Per il sindacato il pacchetto di interventi economici presentato dai
repubblicani al Congresso (“Economic Security and Recovery Act of
2001") è del tutto insufficiente. Si concentra - sostiene l'Afl-Cio
- solo su sgravi fiscali per le grandi imprese, soccorre le corporations
ma non i lavoratori "in prima linea" sul fronte della crisi
economica. Per questo motivo i membri del Congresso lo dovrebbero
bocciare. I provvedimenti che servono all'economia americana dovrebbero
essere di ben altro livello.
Innanzitutto, spiega l'Afl-Cio nel suo Piano, bisogna rispondere ai
bisogni immediati, e dunque si dovrebbe: estendere il diritto ai
sussidi di disoccupazione, garantire l'assicurazione sanitaria anche a
chi ha perso il posto, investire in formazione, aumentare i minimi
salariali, aumentare gli sgravi fiscali per i lavoratori o, in
alternativa, sospendere temporaneamente le trattenute in busta paga.

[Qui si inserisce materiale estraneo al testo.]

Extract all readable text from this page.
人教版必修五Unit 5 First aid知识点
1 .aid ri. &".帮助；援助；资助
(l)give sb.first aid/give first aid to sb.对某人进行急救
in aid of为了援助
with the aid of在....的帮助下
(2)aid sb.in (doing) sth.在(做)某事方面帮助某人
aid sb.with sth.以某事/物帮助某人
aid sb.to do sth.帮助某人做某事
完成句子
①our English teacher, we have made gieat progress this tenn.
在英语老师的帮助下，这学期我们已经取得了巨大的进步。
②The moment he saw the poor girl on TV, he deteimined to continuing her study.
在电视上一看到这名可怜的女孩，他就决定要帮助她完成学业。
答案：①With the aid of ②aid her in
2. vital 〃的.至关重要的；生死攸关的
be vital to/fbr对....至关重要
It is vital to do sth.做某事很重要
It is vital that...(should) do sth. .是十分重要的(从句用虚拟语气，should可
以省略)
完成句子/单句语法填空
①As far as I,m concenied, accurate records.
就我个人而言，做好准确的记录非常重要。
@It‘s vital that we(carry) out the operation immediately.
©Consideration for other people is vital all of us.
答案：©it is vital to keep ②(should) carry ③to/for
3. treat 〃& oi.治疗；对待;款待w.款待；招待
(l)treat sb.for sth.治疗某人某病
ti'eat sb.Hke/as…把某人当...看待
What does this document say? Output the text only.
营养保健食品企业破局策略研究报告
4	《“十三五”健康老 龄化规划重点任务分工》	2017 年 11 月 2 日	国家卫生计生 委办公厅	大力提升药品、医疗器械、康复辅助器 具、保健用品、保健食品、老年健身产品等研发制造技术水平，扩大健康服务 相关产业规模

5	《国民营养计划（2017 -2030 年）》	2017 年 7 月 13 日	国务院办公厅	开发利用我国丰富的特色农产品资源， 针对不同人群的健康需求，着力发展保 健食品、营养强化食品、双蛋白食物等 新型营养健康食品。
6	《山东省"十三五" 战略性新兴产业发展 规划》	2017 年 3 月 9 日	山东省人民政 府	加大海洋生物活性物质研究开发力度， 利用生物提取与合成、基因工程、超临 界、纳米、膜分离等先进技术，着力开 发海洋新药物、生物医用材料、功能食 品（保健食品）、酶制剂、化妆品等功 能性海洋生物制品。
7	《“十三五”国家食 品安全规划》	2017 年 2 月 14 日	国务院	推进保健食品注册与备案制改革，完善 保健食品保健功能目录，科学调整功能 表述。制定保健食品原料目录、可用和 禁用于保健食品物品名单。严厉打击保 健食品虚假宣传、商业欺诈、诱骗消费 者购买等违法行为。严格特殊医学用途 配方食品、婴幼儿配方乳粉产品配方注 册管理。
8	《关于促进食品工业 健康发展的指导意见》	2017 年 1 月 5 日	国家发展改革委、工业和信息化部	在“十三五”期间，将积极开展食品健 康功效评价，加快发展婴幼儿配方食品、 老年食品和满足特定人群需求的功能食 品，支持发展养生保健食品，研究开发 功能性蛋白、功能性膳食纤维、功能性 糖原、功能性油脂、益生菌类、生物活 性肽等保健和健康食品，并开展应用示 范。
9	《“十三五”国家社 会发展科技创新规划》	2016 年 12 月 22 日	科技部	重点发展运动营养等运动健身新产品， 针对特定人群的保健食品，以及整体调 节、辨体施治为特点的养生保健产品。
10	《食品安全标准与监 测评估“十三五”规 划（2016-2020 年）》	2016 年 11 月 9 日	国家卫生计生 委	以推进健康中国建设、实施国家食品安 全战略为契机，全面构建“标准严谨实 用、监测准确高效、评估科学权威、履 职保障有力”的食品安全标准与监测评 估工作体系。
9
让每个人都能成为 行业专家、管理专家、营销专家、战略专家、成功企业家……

Stando al sindacato, un serio programma di sostegno dovrebbe
movimentare dai 100 ai 200 miliardi di dollari, ossi investimenti pari
all' 1-2% del prodotto interno lordo.
Parte di questi soldi dovrebbe incanalarsi in aiuti federali agli Stati
e alle amministrazioni locali. Ma per l'Afl-Cio è altrettanto
necessario che gli Stati Uniti investano nelle infrastrutture. "La
recessione economica - si legge nel documento sindacale - potrebbe
avere una prospettiva di lungo termine, così come la minaccia
terroristica cui siamo sottoposti". Per questo motivo le unions
sono convinte che siano necessari interventi di ampio respiro.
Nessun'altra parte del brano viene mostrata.